Dal punto di vista della sicurezza, mKras-Vax è risultato ben tollerato. Gli eventi avversi correlati alla vaccinazione sono stati tutti lievi o moderati e hanno riguardato soprattutto dolore o arrossamento nel punto di iniezione, affaticamento, brividi e sintomi simil-influenzali, risoltisi spontaneamente. Gli stessi ricercatori sottolineano che lo studio non era stato progettato per dimostrare la prevenzione del tumore, ma esclusivamente per verificare sicurezza e risposta immunitaria. Inoltre, il numero ridotto di partecipanti e il follow-up ancora relativamente breve non permettono di trarre conclusioni definitive sull’efficacia clinica del vaccino.

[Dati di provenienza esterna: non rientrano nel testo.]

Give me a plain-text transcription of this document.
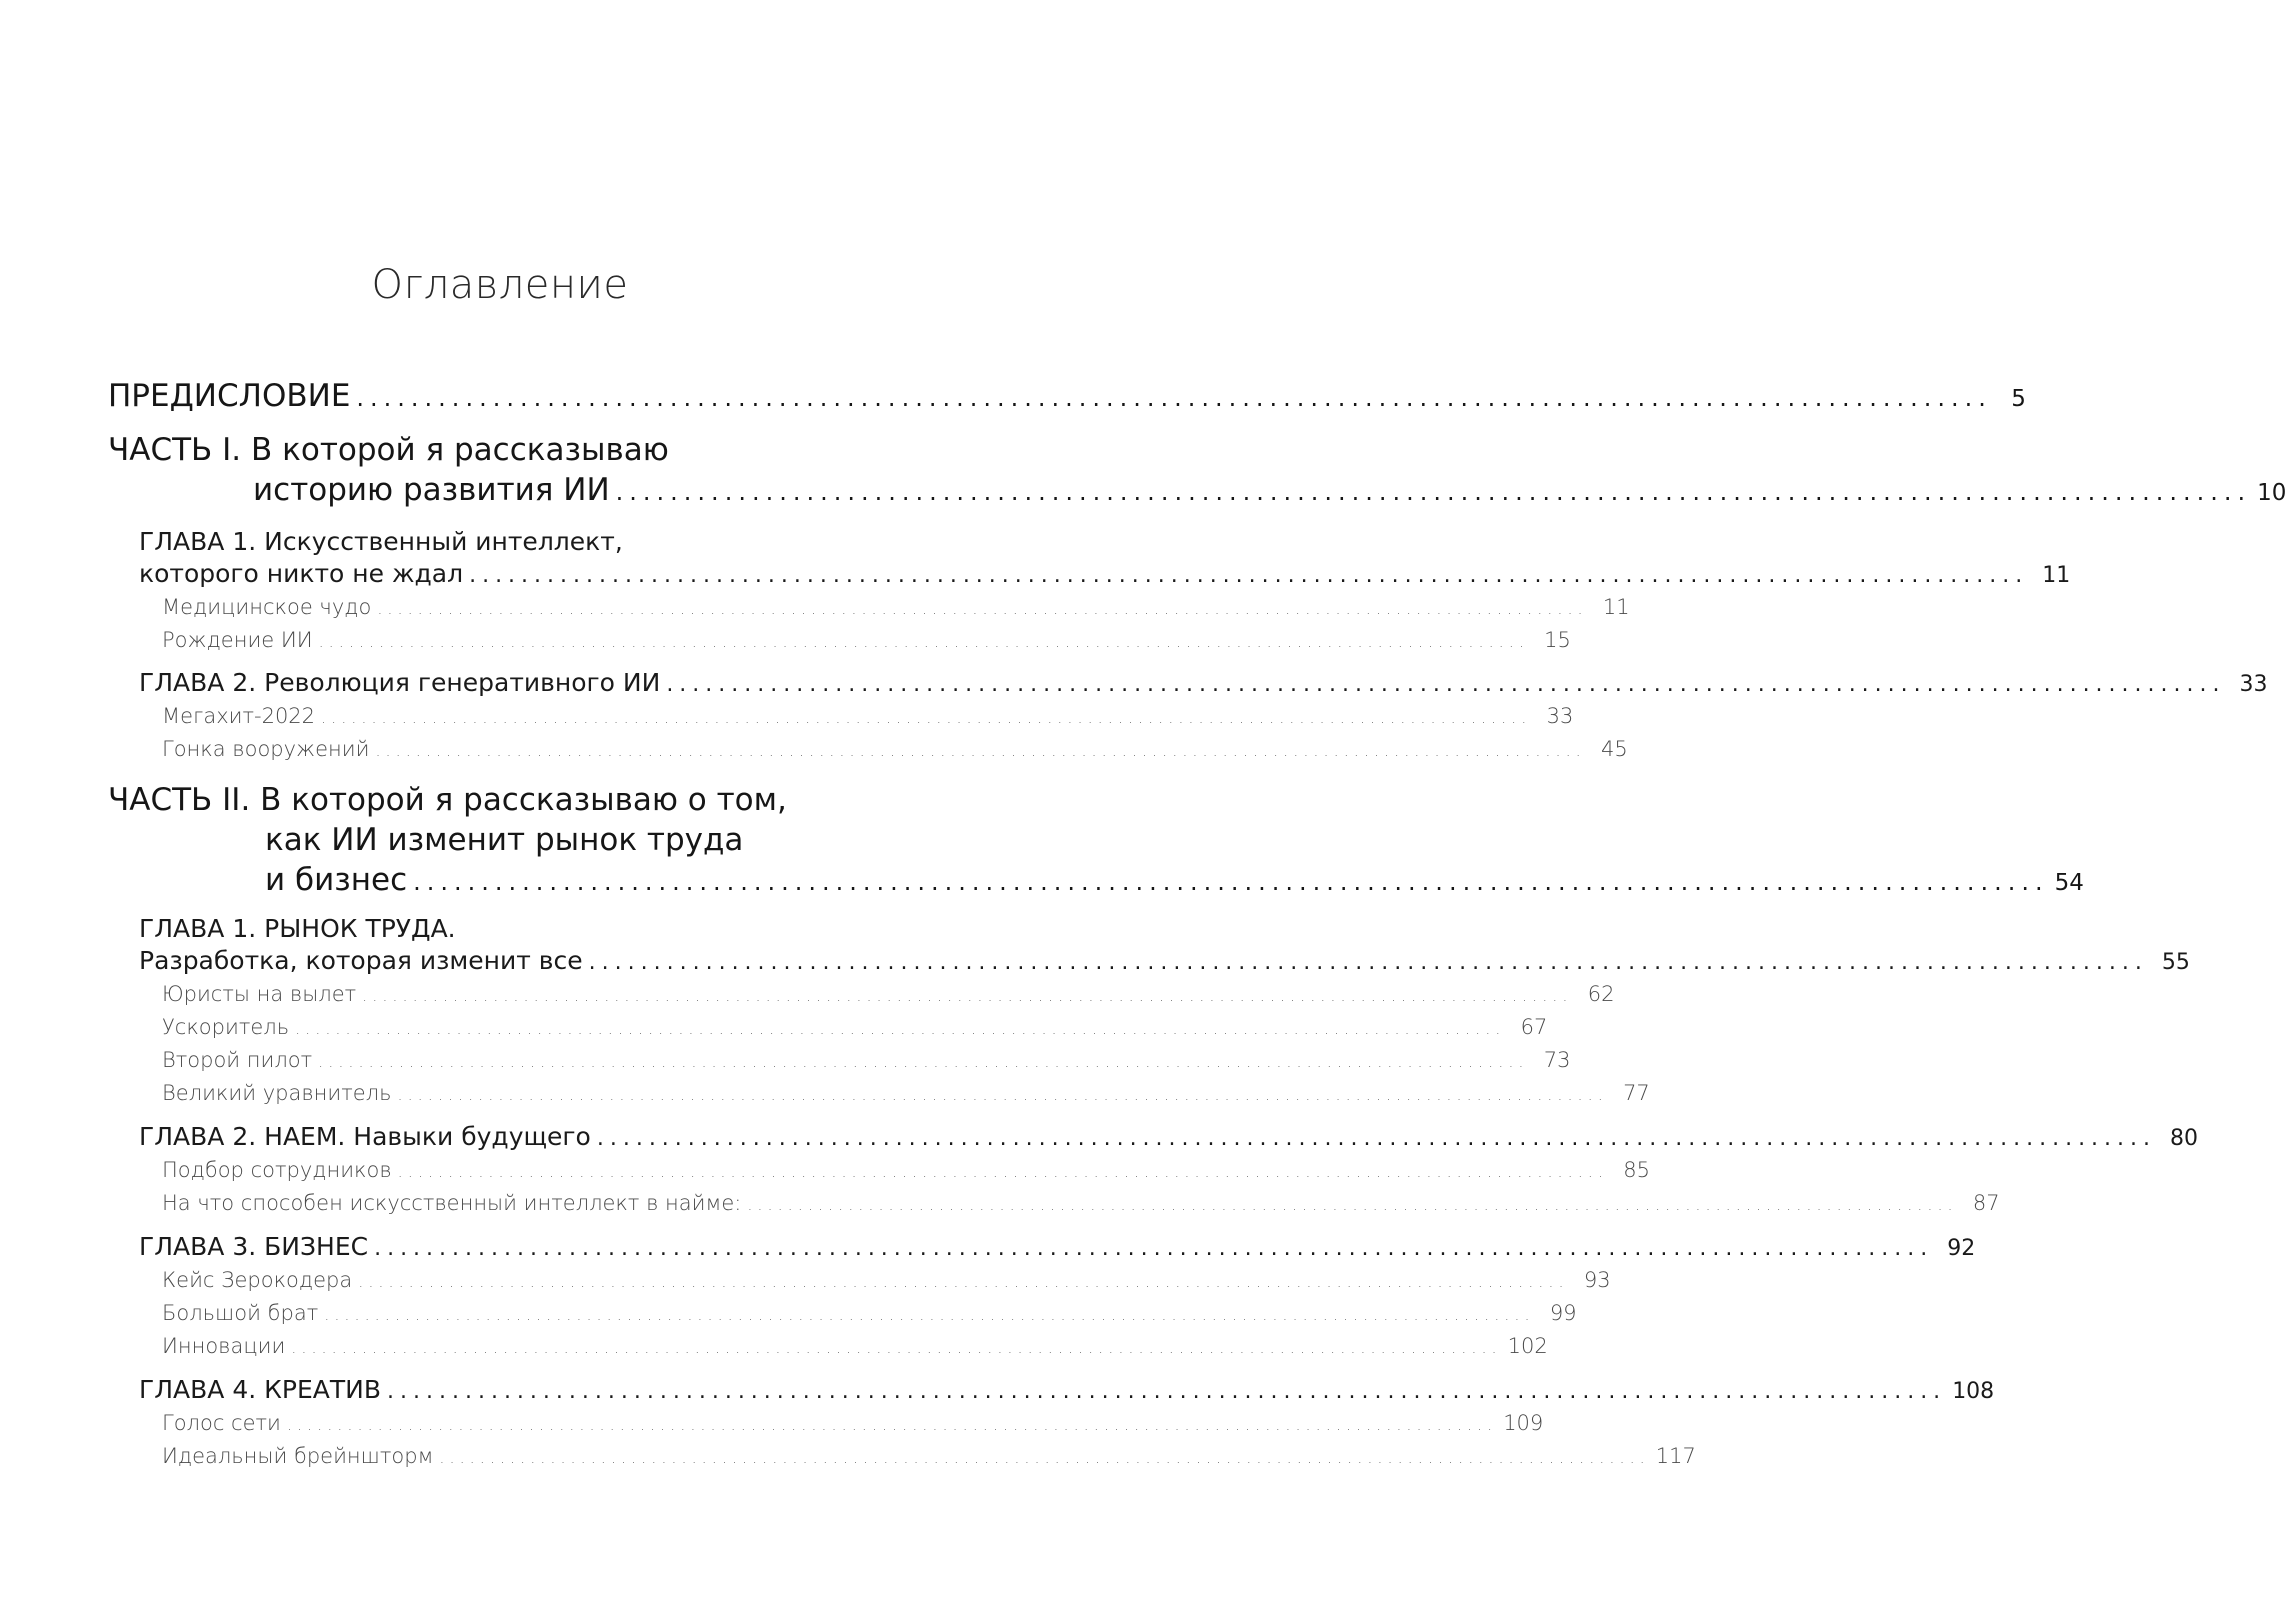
Оглавление
ПРЕДИСЛОВИЕ ........................................................................................................................ 5
ЧАСТЬ I. В которой я рассказываю
историю развития ИИ ........................................................................................................................ 10
ГЛАВА 1. Искусственный интеллект,
которого никто не ждал ........................................................................................................................ 11
Медицинское чудо ........................................................................................................................ 11
Рождение ИИ ........................................................................................................................ 15
ГЛАВА 2. Революция генеративного ИИ ........................................................................................................................ 33
Мегахит-2022 ........................................................................................................................ 33
Гонка вооружений ........................................................................................................................ 45
ЧАСТЬ II. В которой я рассказываю о том,
как ИИ изменит рынок труда
и бизнес ........................................................................................................................ 54
ГЛАВА 1. РЫНОК ТРУДА.
Разработка, которая изменит все ........................................................................................................................ 55
Юристы на вылет ........................................................................................................................ 62
Ускоритель ........................................................................................................................ 67
Второй пилот ........................................................................................................................ 73
Великий уравнитель ........................................................................................................................ 77
ГЛАВА 2. НАЕМ. Навыки будущего ........................................................................................................................ 80
Подбор сотрудников ........................................................................................................................ 85
На что способен искусственный интеллект в найме: ........................................................................................................................ 87
ГЛАВА 3. БИЗНЕС ........................................................................................................................ 92
Кейс Зерокодера ........................................................................................................................ 93
Большой брат ........................................................................................................................ 99
Инновации ........................................................................................................................ 102
ГЛАВА 4. КРЕАТИВ ........................................................................................................................ 108
Голос сети ........................................................................................................................ 109
Идеальный брейншторм ........................................................................................................................ 117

Dalla ricerca alla pratica clinica: quali sono i prossimi passi

Se gli studi successivi confermeranno questi risultati, la vaccinazione potrebbe diventare uno strumento di prevenzione per le persone con elevato rischio di sviluppare il tumore del pancreas, come chi presenta una forte familiarità, specifiche mutazioni genetiche ereditarie o lesioni pancreatiche precancerose. Un approccio di questo tipo rappresenterebbe un cambio di paradigma. Oggi il tumore del pancreas viene spesso diagnosticato in fase avanzata, quando le possibilità terapeutiche sono più limitate. Intervenire prima della comparsa della malattia potrebbe aumentare le opportunità di prevenzione e ridurre il numero di diagnosi tardive. Tuttavia, è importante ricordare che il vaccino non è disponibile nella pratica clinica, non può essere richiesto dai pazienti e dovrà affrontare ulteriori studi di fase avanzata per dimostrare non solo la capacità di stimolare il sistema immunitario, ma soprattutto quella di ridurre realmente l’incidenza del tumore del pancreas nelle persone a rischio.